- Interactive map of the Lowick Hall area

General information
- Architectural style: Georgian with medieval pele tower elements
- Location: Lowick, Cumbria, England, United Kingdom
- Coordinates: 54°15′51″N 3°05′52″W﻿ / ﻿54.26417°N 3.09778°W
- Estimated completion: c. 1091 (medieval roots); late 16th century / c. 1740s remodelling

Listed Building – Grade II*
- Official name: Lowick Hall
- Designated: 25 March 1970
- Reference no.: 1086795

= Lowick Hall =

Grade II* listed manor house in Cumbria, England

Lowick Hall is a Grade II* listed building historic country house and manor house in the parish of Lowick, near Ulverston, Cumbria, England. The estate is historically notable for an 850-year continuous manorial descent, remaining primarily in the hands of interconnected familial lines from the late 11th century until the mid-20th century. Structurally, the property records the evolution from a fortified medieval pele tower to a classical Georgian country residence.

== History ==
=== Medieval and Manorial Origins ===
The Manor of Lowick was established around 1091 under the Norman baron Ivo de Taillebois, a close contemporary of King William Rufus. During the reign of Henry II, the estate was formally granted to Robert de Turribus. To safeguard the local inhabitants and livestock from violent Scottish border raids, a stone pele tower was constructed on the site during the Middle Ages.

Through marriage, the estate passed to the Ambrose family, who served as Lords of the Manor from the late medieval period until 1684.

=== Georgian Remodelling and Familial Descent ===
Following the Ambrose tenure, the estate moved sequentially through several related genealogical branches, including the Latus and Blencowe families. Following a severe fire, the property underwent a major architectural transformation in the 18th century (c. 1740s), during which a classical Georgian main block was constructed. This reconstruction heavily integrated the remaining structures and thick walls of the late-16th-century fortification into its footprint. The design was later celebrated in an 18th-century poem by George Blencowe, which described the house as "neat, though not sumptuous".

The estate subsequently passed via continuous descent to the Everard, Montagu, and Calvert families. This lineage included Robert Thomas Christopher Calvert (R.T.C. Calvert), who linked the estate's lineage to extensive familial holdings elsewhere, including Bolwick Hall in Norfolk, Eton Wharf, and the interconnected Warner and Clogstoun families. Because the property passed strictly through direct or female-line inheritance for centuries, the legal title to the historic Lordship of the Manor of Lowick remained explicitly tied to the physical ownership of the property deeds rather than being severed from the estate.

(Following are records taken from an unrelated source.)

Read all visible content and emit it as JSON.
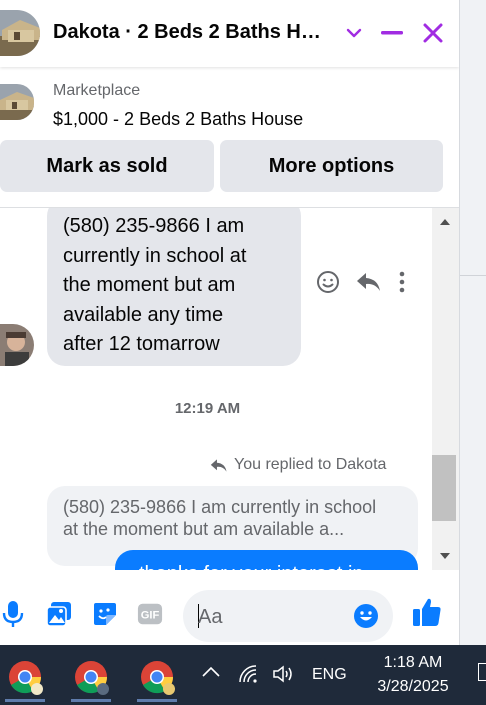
{
  "header": {
    "title": "Dakota · 2 Beds 2 Baths H…",
    "accent": "#a12ce2"
  },
  "marketplace": {
    "label": "Marketplace",
    "title": "$1,000 - 2 Beds 2 Baths House",
    "mark_sold": "Mark as sold",
    "more_options": "More options"
  },
  "messages": {
    "incoming_lines": [
      "(580) 235-9866 I am",
      "currently in school at",
      "the moment but am",
      "available any time",
      "after 12 tomarrow"
    ],
    "timestamp": "12:19 AM",
    "replied_label": "You replied to Dakota",
    "quote_lines": [
      "(580) 235-9866 I am currently in school",
      "at the moment but am available a..."
    ],
    "sent_partial": "thanks for your interest in"
  },
  "composer": {
    "placeholder": "Aa",
    "accent": "#0a7cff"
  },
  "taskbar": {
    "language": "ENG",
    "time": "1:18 AM",
    "date": "3/28/2025"
  }
}
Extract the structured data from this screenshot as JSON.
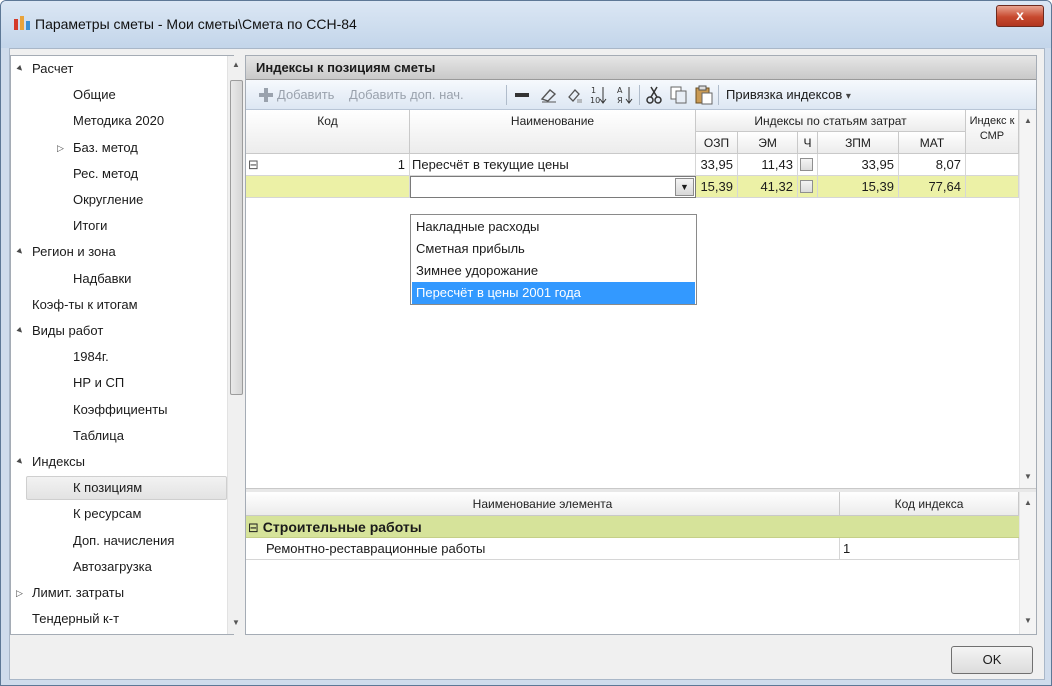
{
  "window": {
    "title": "Параметры сметы - Мои сметы\\Смета по ССН-84",
    "close_label": "x"
  },
  "nav": {
    "items": [
      {
        "label": "Расчет",
        "level": 0,
        "expander": "▲"
      },
      {
        "label": "Общие",
        "level": 1
      },
      {
        "label": "Методика 2020",
        "level": 1
      },
      {
        "label": "Баз. метод",
        "level": 1,
        "expander": "▷"
      },
      {
        "label": "Рес. метод",
        "level": 1
      },
      {
        "label": "Округление",
        "level": 1
      },
      {
        "label": "Итоги",
        "level": 1
      },
      {
        "label": "Регион и зона",
        "level": 0,
        "expander": "▲"
      },
      {
        "label": "Надбавки",
        "level": 1
      },
      {
        "label": "Коэф-ты к итогам",
        "level": 0
      },
      {
        "label": "Виды работ",
        "level": 0,
        "expander": "▲"
      },
      {
        "label": "1984г.",
        "level": 1
      },
      {
        "label": "НР и СП",
        "level": 1
      },
      {
        "label": "Коэффициенты",
        "level": 1
      },
      {
        "label": "Таблица",
        "level": 1
      },
      {
        "label": "Индексы",
        "level": 0,
        "expander": "▲"
      },
      {
        "label": "К позициям",
        "level": 1
      },
      {
        "label": "К ресурсам",
        "level": 1
      },
      {
        "label": "Доп. начисления",
        "level": 1
      },
      {
        "label": "Автозагрузка",
        "level": 1
      },
      {
        "label": "Лимит. затраты",
        "level": 0,
        "expander": "▷"
      },
      {
        "label": "Тендерный к-т",
        "level": 0
      }
    ],
    "selected": "К позициям"
  },
  "pane": {
    "title": "Индексы к позициям сметы",
    "toolbar": {
      "add": "Добавить",
      "add_extra": "Добавить доп. нач.",
      "binding": "Привязка индексов",
      "binding_arrow": "▾"
    },
    "columns": {
      "code": "Код",
      "name": "Наименование",
      "cost_group": "Индексы по статьям затрат",
      "smr": "Индекс к СМР",
      "ozp": "ОЗП",
      "em": "ЭМ",
      "ch": "Ч",
      "zpm": "ЗПМ",
      "mat": "МАТ"
    },
    "rows": [
      {
        "expander": "⊟",
        "code": "1",
        "name": "Пересчёт в текущие цены",
        "ozp": "33,95",
        "em": "11,43",
        "zpm": "33,95",
        "mat": "8,07"
      },
      {
        "code": "",
        "name": "",
        "ozp": "15,39",
        "em": "41,32",
        "zpm": "15,39",
        "mat": "77,64"
      }
    ],
    "dropdown_options": [
      "Накладные расходы",
      "Сметная прибыль",
      "Зимнее удорожание",
      "Пересчёт в цены 2001 года"
    ],
    "dropdown_selected": "Пересчёт в цены 2001 года",
    "lower": {
      "col_name": "Наименование элемента",
      "col_code": "Код индекса",
      "group": "Строительные работы",
      "group_expander": "⊟",
      "rows": [
        {
          "name": "Ремонтно-реставрационные работы",
          "code": "1"
        }
      ]
    }
  },
  "buttons": {
    "ok": "OK"
  },
  "colors": {
    "selection": "#3399ff",
    "yellow_row": "#ecf1a6",
    "group_row": "#d6e39a"
  }
}
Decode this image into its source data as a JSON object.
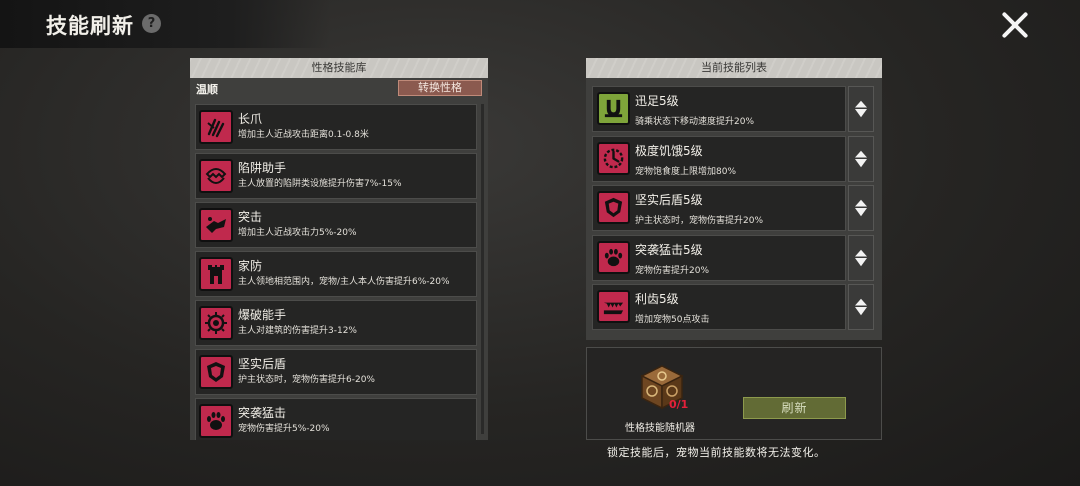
{
  "header": {
    "title": "技能刷新",
    "help_icon": "question-icon",
    "help_text": "?",
    "close_icon": "close-icon"
  },
  "library": {
    "title": "性格技能库",
    "personality": "温顺",
    "switch_label": "转换性格",
    "skills": [
      {
        "name": "长爪",
        "desc": "增加主人近战攻击距离0.1-0.8米",
        "icon": "claw-slash-icon"
      },
      {
        "name": "陷阱助手",
        "desc": "主人放置的陷阱类设施提升伤害7%-15%",
        "icon": "trap-icon"
      },
      {
        "name": "突击",
        "desc": "增加主人近战攻击力5%-20%",
        "icon": "assault-icon"
      },
      {
        "name": "家防",
        "desc": "主人领地相范围内，宠物/主人本人伤害提升6%-20%",
        "icon": "tower-icon"
      },
      {
        "name": "爆破能手",
        "desc": "主人对建筑的伤害提升3-12%",
        "icon": "bomb-icon"
      },
      {
        "name": "坚实后盾",
        "desc": "护主状态时，宠物伤害提升6-20%",
        "icon": "shield-icon"
      },
      {
        "name": "突袭猛击",
        "desc": "宠物伤害提升5%-20%",
        "icon": "paw-icon"
      }
    ]
  },
  "current": {
    "title": "当前技能列表",
    "skills": [
      {
        "name": "迅足5级",
        "desc": "骑乘状态下移动速度提升20%",
        "icon": "horseshoe-icon",
        "color": "#7ea43a"
      },
      {
        "name": "极度饥饿5级",
        "desc": "宠物饱食度上限增加80%",
        "icon": "hunger-gauge-icon",
        "color": "#c0294d"
      },
      {
        "name": "坚实后盾5级",
        "desc": "护主状态时，宠物伤害提升20%",
        "icon": "shield-icon",
        "color": "#c0294d"
      },
      {
        "name": "突袭猛击5级",
        "desc": "宠物伤害提升20%",
        "icon": "paw-icon",
        "color": "#c0294d"
      },
      {
        "name": "利齿5级",
        "desc": "增加宠物50点攻击",
        "icon": "fang-icon",
        "color": "#c0294d"
      }
    ],
    "lock_icon": "lock-toggle-icon"
  },
  "generator": {
    "item_label": "性格技能随机器",
    "count": "0/1",
    "refresh_label": "刷新",
    "item_icon": "randomizer-cube-icon"
  },
  "notice": "锁定技能后，宠物当前技能数将无法变化。"
}
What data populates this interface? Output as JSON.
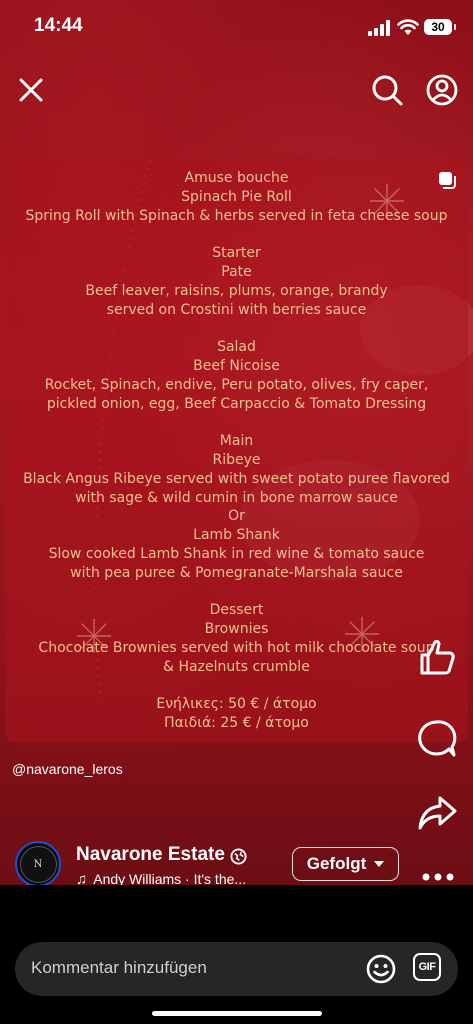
{
  "status_bar": {
    "time": "14:44",
    "battery": "30"
  },
  "top_bar": {
    "close_icon": "close-icon",
    "search_icon": "search-icon",
    "profile_icon": "profile-icon"
  },
  "post": {
    "menu_lines": {
      "amuse_title": "Amuse bouche",
      "amuse_1": "Spinach Pie Roll",
      "amuse_2": "Spring Roll with Spinach & herbs served in feta cheese soup",
      "starter_title": "Starter",
      "starter_1": "Pate",
      "starter_2": "Beef leaver, raisins, plums, orange, brandy",
      "starter_3": "served on Crostini with berries sauce",
      "salad_title": "Salad",
      "salad_1": "Beef Nicoise",
      "salad_2": "Rocket, Spinach, endive, Peru potato, olives, fry caper,",
      "salad_3": "pickled onion, egg, Beef Carpaccio & Tomato Dressing",
      "main_title": "Main",
      "main_1": "Ribeye",
      "main_2": "Black Angus Ribeye served with sweet potato puree flavored",
      "main_3": "with sage & wild cumin in bone marrow sauce",
      "main_or": "Or",
      "main_4": "Lamb Shank",
      "main_5": "Slow cooked Lamb Shank in red wine & tomato sauce",
      "main_6": "with pea puree & Pomegranate-Marshala sauce",
      "dessert_title": "Dessert",
      "dessert_1": "Brownies",
      "dessert_2": "Chocolate Brownies served with hot milk chocolate soup",
      "dessert_3": "& Hazelnuts crumble",
      "price_adults": "Ενήλικες: 50 € / άτομο",
      "price_kids": "Παιδιά: 25 € / άτομο"
    },
    "tagged_handle": "@navarone_leros"
  },
  "account": {
    "name": "Navarone Estate",
    "avatar_text": "NAVARONE",
    "follow_label": "Gefolgt",
    "music": "Andy Williams · It's the..."
  },
  "comment": {
    "placeholder": "Kommentar hinzufügen",
    "gif_label": "GIF"
  },
  "colors": {
    "accent_blue": "#1c4fd6",
    "menu_text": "#f1c08f",
    "background_red": "#a0141d"
  }
}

=== 20th Century to Present ===
In 1948, the estate was sold on the open market for the first time since its 11th-century founding, breaking the long lineage of inherited descent. It was purchased by the celebrated children's author and journalist Arthur Ransome and his wife, Evgenia Shelepina (the former secretary to Leon Trotsky). Ransome lived and worked at Lowick Hall, and his proximity to Coniston Water and Peel Island further anchored his local literary connections to his famous Swallows and Amazons series.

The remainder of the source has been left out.